I don’t know how they do it, but in my role, it happens only every now
and then.” “And,” I said, “I don’t face it alone. As a part of a faith community, I have a deep
sense of how we face it together, never alone, never just me. I also remember it is not my job to fix
people, just to help them remember God is present.” I became aware others were now listening to
us. “And I’m grateful to have a deep, personal
spiritual life to draw on.” We chatted a bit more and as he finished his purchase
I said, “Enjoy your fajitas.” And in
that moment, I sensed the wind of the Spirit was blowing and I felt whole.
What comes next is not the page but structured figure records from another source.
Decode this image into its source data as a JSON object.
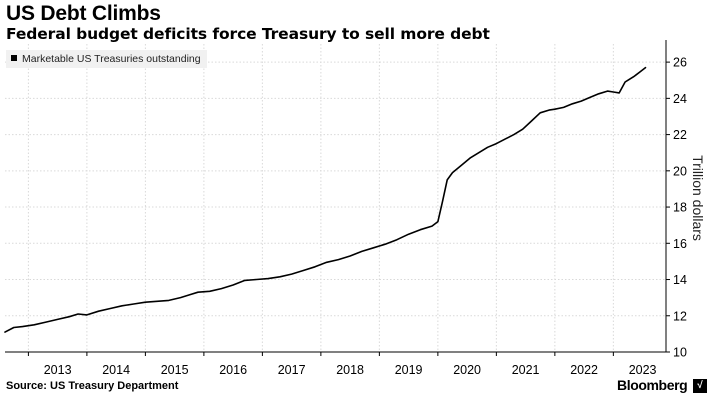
{
  "title": "US Debt Climbs",
  "subtitle": "Federal budget deficits force Treasury to sell more debt",
  "source": "Source: US Treasury Department",
  "brand": "Bloomberg",
  "brand_mark": "",
  "colors": {
    "line": "#000000",
    "grid": "#d9d9d9",
    "legend_bg": "#f1f1f1"
  },
  "chart_data": {
    "type": "line",
    "title": "US Debt Climbs",
    "subtitle": "Federal budget deficits force Treasury to sell more debt",
    "xlabel": "",
    "ylabel": "Trillion dollars",
    "x_ticks": [
      "2013",
      "2014",
      "2015",
      "2016",
      "2017",
      "2018",
      "2019",
      "2020",
      "2021",
      "2022",
      "2023"
    ],
    "y_ticks": [
      10,
      12,
      14,
      16,
      18,
      20,
      22,
      24,
      26
    ],
    "xlim": [
      2012.6,
      2023.9
    ],
    "ylim": [
      10,
      27
    ],
    "y_axis_side": "right",
    "grid": "dotted",
    "legend_position": "top-left",
    "series": [
      {
        "name": "Marketable US Treasuries outstanding",
        "x": [
          2012.6,
          2012.75,
          2012.9,
          2013.1,
          2013.3,
          2013.5,
          2013.7,
          2013.85,
          2014.0,
          2014.2,
          2014.4,
          2014.6,
          2014.8,
          2015.0,
          2015.2,
          2015.4,
          2015.6,
          2015.75,
          2015.9,
          2016.1,
          2016.3,
          2016.5,
          2016.7,
          2016.9,
          2017.1,
          2017.3,
          2017.5,
          2017.7,
          2017.9,
          2018.1,
          2018.3,
          2018.5,
          2018.7,
          2018.9,
          2019.1,
          2019.3,
          2019.5,
          2019.7,
          2019.9,
          2020.0,
          2020.08,
          2020.16,
          2020.25,
          2020.4,
          2020.55,
          2020.7,
          2020.85,
          2021.0,
          2021.15,
          2021.3,
          2021.45,
          2021.6,
          2021.75,
          2021.9,
          2022.0,
          2022.15,
          2022.3,
          2022.45,
          2022.6,
          2022.75,
          2022.9,
          2023.0,
          2023.1,
          2023.2,
          2023.25,
          2023.35,
          2023.45,
          2023.55
        ],
        "values": [
          11.1,
          11.35,
          11.4,
          11.5,
          11.65,
          11.8,
          11.95,
          12.1,
          12.05,
          12.25,
          12.4,
          12.55,
          12.65,
          12.75,
          12.8,
          12.85,
          13.0,
          13.15,
          13.3,
          13.35,
          13.5,
          13.7,
          13.95,
          14.0,
          14.05,
          14.15,
          14.3,
          14.5,
          14.7,
          14.95,
          15.1,
          15.3,
          15.55,
          15.75,
          15.95,
          16.2,
          16.5,
          16.75,
          16.95,
          17.2,
          18.3,
          19.5,
          19.9,
          20.3,
          20.7,
          21.0,
          21.3,
          21.5,
          21.75,
          22.0,
          22.3,
          22.75,
          23.2,
          23.35,
          23.4,
          23.5,
          23.7,
          23.85,
          24.05,
          24.25,
          24.4,
          24.35,
          24.3,
          24.9,
          25.0,
          25.2,
          25.45,
          25.7
        ]
      }
    ]
  }
}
Coming home the next night after another
visit, once again I was in a grocery store (this time Lidl’s). As I checked out, I heard the most wonderful
sound of a child’s laughter behind me. I
turned and saw a young father holding his son in his arms. I couldn’t help but smile and laugh a little
myself. The father recognized I was
entertained. He was buying only two
quarts of milk, so I said to the cashier, “I’d like to pay for his milk” and so
I did. The father thanked me and extended
his hand to shake mine. “I’m Anthony,”
he said, “and this is Eric.” Little Eric
shook my hand as well and I said, “It’s nice to meet you.” I saw he was wearing a t-shirt with a caricature
of an animated Smore. “Do you like
Smores?” I asked, and he smiled broadly and nodded with enthusiasm. “Me too,” I said and then wished them a good
night. And I felt it again. The wind.
That wind once again was exactly what I needed and I still feel like a
kite dancing on the breeze of God’s presence in that moment.
So this is how I lived this past week with
today’s Gospel reading. Thank you for
listening to me ramble on about it. I
only pray to you it feels like the wind of God blowing over you as it will.